So who's lying now, Joe?
Given that the autopsy he quoted specifically said neck compression, not fentanyl, was the actual cause of Floyd's death -- and he hid the fact that, according to the fact-check he cited, West falsely claimed Chauvin's knee was not on his neck and that nobody was denying there was fentanyl in Floyd's system -- it appears the real liar and deceiver here is Finkelstein.
Finkelstein returned on Oct. 23 to grumble that MSNBC host Tiffany Cross likened Fox News demagogue Tucker Carlson to Ye:
Cross began by playing a clip of Carlson defending Kanye West against charges that he is mentally ill. Cross suggested that the reason Carlson doesn't find Kanye crazy is that Carlson is crazy himself!
"I wonder if Tucker doesn't find Kanye to be, to have some mental challenges, maybe because it takes somebody else with the same challenges to understand him?"
Michael Steele, the former RNC chairman turned member of the disgraced Lincoln Project, agreed. Steele claimed that Tucker's defense of Kanye against charges of being crazy was "projection" on Carlson's part. According to Steele, Tucker was talking about himself, because "that's how we see Tucker. That's how a larger community of people see Tucker," i.e, as crazy.
I find Kanye to be a few fries short of a Happy Meal. And find his antisemitic remarks repugnant. But Cross weirdly tried to claim that "this is who the GOP chooses to put out front. Herschel Walker, who has said himself, he has multiple personalities. I, this is the GOP, putting out these folks."
Finkelstein's description of West's anti-Semitism as "repugnant" is only the second time anyone at the MRC has criticized his remarks (following Nicholas Fondacaro a few days earlier), and it comes a full 14 days after the anti-Semitic Twitter post that kicked off the anti-Ye backlash that the MRC has been so reluctant to take part in.

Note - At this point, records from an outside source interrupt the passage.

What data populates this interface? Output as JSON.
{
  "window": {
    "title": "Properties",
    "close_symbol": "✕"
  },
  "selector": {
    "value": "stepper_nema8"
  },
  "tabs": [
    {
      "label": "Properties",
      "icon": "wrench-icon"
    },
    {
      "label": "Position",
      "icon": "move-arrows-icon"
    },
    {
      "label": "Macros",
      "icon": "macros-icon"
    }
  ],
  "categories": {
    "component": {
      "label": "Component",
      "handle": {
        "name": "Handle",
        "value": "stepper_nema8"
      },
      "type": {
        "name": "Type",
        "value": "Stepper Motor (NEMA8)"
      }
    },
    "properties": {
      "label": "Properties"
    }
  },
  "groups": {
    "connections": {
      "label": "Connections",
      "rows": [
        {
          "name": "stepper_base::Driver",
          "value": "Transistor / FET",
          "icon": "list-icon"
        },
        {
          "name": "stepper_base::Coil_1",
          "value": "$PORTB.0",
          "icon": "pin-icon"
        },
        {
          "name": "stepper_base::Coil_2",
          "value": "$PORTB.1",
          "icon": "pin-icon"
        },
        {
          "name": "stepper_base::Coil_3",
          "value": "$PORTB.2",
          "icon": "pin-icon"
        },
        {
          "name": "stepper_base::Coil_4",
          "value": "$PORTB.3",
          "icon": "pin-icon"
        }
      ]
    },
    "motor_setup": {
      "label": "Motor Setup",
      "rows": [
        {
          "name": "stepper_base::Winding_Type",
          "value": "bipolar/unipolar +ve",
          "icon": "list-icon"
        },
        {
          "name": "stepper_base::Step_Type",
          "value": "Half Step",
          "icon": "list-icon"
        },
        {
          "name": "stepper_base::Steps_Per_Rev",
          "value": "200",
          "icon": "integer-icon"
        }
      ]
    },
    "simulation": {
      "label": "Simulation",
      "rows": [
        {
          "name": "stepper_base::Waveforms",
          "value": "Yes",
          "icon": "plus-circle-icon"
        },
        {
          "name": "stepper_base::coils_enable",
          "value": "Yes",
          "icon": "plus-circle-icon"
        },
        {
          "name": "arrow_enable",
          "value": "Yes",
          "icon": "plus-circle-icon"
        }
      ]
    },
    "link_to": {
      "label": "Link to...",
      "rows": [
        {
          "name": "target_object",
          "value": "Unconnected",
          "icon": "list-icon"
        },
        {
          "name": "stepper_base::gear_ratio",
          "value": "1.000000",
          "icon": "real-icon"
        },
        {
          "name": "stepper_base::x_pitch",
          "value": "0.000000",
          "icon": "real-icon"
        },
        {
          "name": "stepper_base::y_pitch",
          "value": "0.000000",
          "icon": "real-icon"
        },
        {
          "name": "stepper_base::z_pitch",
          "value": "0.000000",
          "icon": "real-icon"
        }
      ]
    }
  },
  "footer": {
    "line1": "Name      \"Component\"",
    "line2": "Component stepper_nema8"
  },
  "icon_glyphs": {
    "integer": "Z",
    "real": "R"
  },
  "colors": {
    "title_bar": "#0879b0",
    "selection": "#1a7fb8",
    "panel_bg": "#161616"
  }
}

Interestingly, Finkelstein's post, like Fondacaro's, denounced Ye's anti-Semitism only in the context of criticizing people claiming their fellow right-wingers are like him.
Finkelstein didn't explain why he did mention Ye's anti-Semitism in his post defending West's false assertions about Floyd three days earlier. He also didn't mention why he and the rest of the MRC have been completely silent about the revelation that Carlson selectively edited the interview he conducted with West in early October (which set off the MRC's last round of gushing over him) to remove anti-Semitism and other craziness.
But the MRC's instinct, however, is still to paint West as a right-wing "victim" of Big Tech "censors" and "cancel culture." Which is why Jason Cohen wrote this Oct. 27 post:
It is October 2022, and people are seriously considering banning the music of an important and influential artist: Kanye “Ye” West.
Apple Music tested the waters by removing his “essentials” playlist.
If you click the link to the playlist, it does not load. It is just an endlessly spinning wheel.
Apple has not made a statement explaining it yet. Perhaps the company is waiting to see the response. As of now, it has not been massive, just a few small pieces about it.
There should not even be a debate about whether banning his music is correct, but it is not surprising in today’s cancel culture.
Variety asked the question point blank in a piece by Jem Aswad titled, "Should Kanye West’s music be banned?"
Thankfully, Aswad came to the following conclusion: “Great art is sometimes made by horrible people, and whether or not a person is morally comfortable consuming that art, and earning money for that horrible person, is up to them.”
Huh? "There should not even be a debate"? Private businesses like Apple and Spotify have the First Amendment right not to promote someone whose views it finds repugnant. Nobody has a "right" to force a business to promote it -- just as it is up to listeners to decide whether to continue to patronize Ye.
It will be interesting to see what the "rights-holders" do in this situation. It would be awesome if they donated because it would likely mean substantial money for worthwhile causes.
Also, after this is over, hopefully, Ye realizes the harm he caused and somehow attempts to amend it financially or otherwise. But it should be his choice. They should not compel him to do so through threats of banning.
Again: Private businesses have the right to "ban" or not ban someone's product based on who that person is, just like people have the right to choose not to listen to it.
Curiously missing from Cohen's post is the term "anti-Semitic" to describe what, exactly, West did. That would seem important in accurately describing the nature of Ye's offense, but shoving Ye into the MRC's victim narrative is more important to Cohen than being factual about his offense.